A Las Vegas HBO Max subscriber has proposed an antitrust class action against Netflix, Inc. in the Northern District of California to block Netflix’s acquisition of Warner Bros. Discovery (WBD). The suit alleges the merger, valued at $82.7 billion, would violate Section 7 of the Clayton Act by substantially lessening competition in the U.S. subscription video-on-demand (SVOD) market. The named plaintiff says she has never subscribed to Netflix (Fenderlander v. Netflix, No. 5:25-cv-10521, N.D. Calif.).
The complaint references the effects of the Disney–Hulu merger as an example of how consolidation inflates prices. Disney finalized its ownership of Hulu in June by buying Comcast’s remaining 33% stake for $438.7 million, bringing Disney’s total investment to about $9 billion. This allows Disney to integrate Hulu with Disney+ and a forthcoming ESPN streaming service, with Hulu content set to merge into Disney+ in 2026. The Hulu app will be retired.
After taking over Hulu, Disney announced subscription prices would increase just four months later in October. The price for Disney+ with ads increased by $2 to $11.99 per month, or 20%. To subscribe without ads, it increased by $3 to $18.99, a nearly 19% jump.

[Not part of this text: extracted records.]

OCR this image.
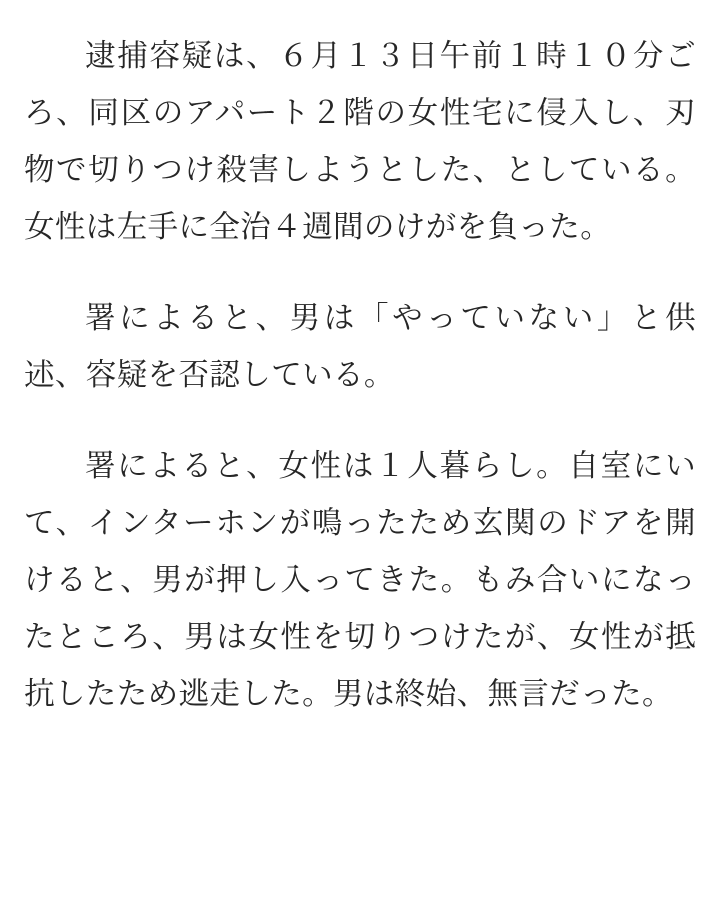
逮捕容疑は、６月１３日午前１時１０分ごろ、同区のアパート２階の女性宅に侵入し、刃物で切りつけ殺害しようとした、としている。女性は左手に全治４週間のけがを負った。

署によると、男は「やっていない」と供述、容疑を否認している。

署によると、女性は１人暮らし。自室にいて、インターホンが鳴ったため玄関のドアを開けると、男が押し入ってきた。もみ合いになったところ、男は女性を切りつけたが、女性が抵抗したため逃走した。男は終始、無言だった。
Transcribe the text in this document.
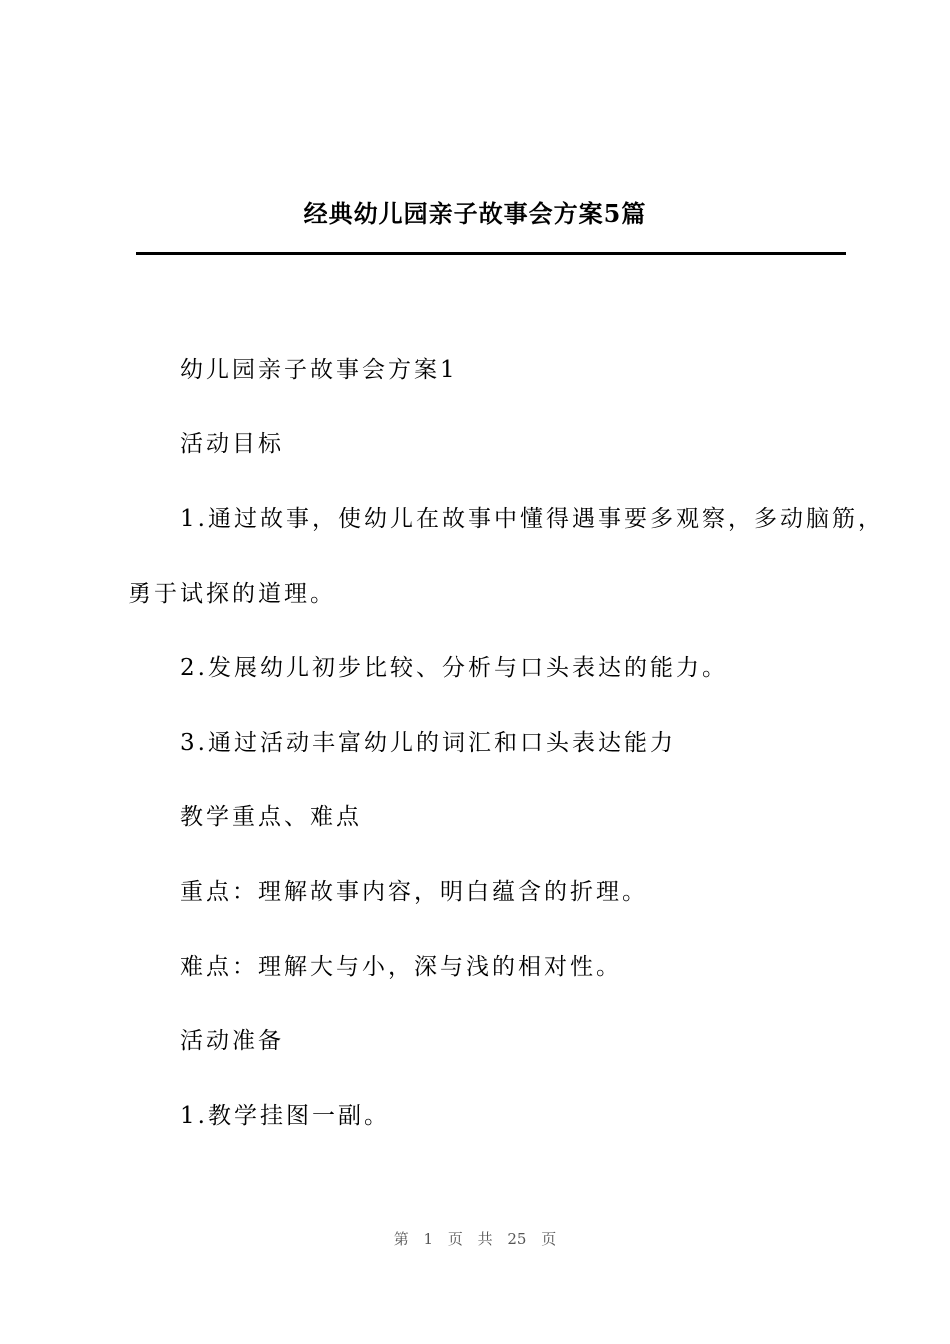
经典幼儿园亲子故事会方案5篇

幼儿园亲子故事会方案1

活动目标

1.通过故事，使幼儿在故事中懂得遇事要多观察，多动脑筋，

勇于试探的道理。

2.发展幼儿初步比较、分析与口头表达的能力。

3.通过活动丰富幼儿的词汇和口头表达能力

教学重点、难点

重点：理解故事内容，明白蕴含的折理。

难点：理解大与小，深与浅的相对性。

活动准备

1.教学挂图一副。

第 1 页 共 25 页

These hikes align with broader industry trends—akin to similar increases by Netflix, Apple TV+, and others.
In her proposed class action against Netflix, the Las Vegas HBO customer invoked Section 16 of the Clayton Act, which allows courts to block anticompetitive mergers. DOJ’s Horizontal Merger Guidelines, she argues, indicate that the resulting market concentration would be “presumed to substantially lessen competition or tend to create a monopoly.” The plaintiff calls the deal “one of the more audacious horizontal mergers in recent memory,” arguing it would reduce content diversity, stifle innovation, and block new entrants from the market.
This is another in a stream of deals that continue to consolidate and integrate multiple forms of digital content — from movies to games to social media to news — under a handful of global corporations.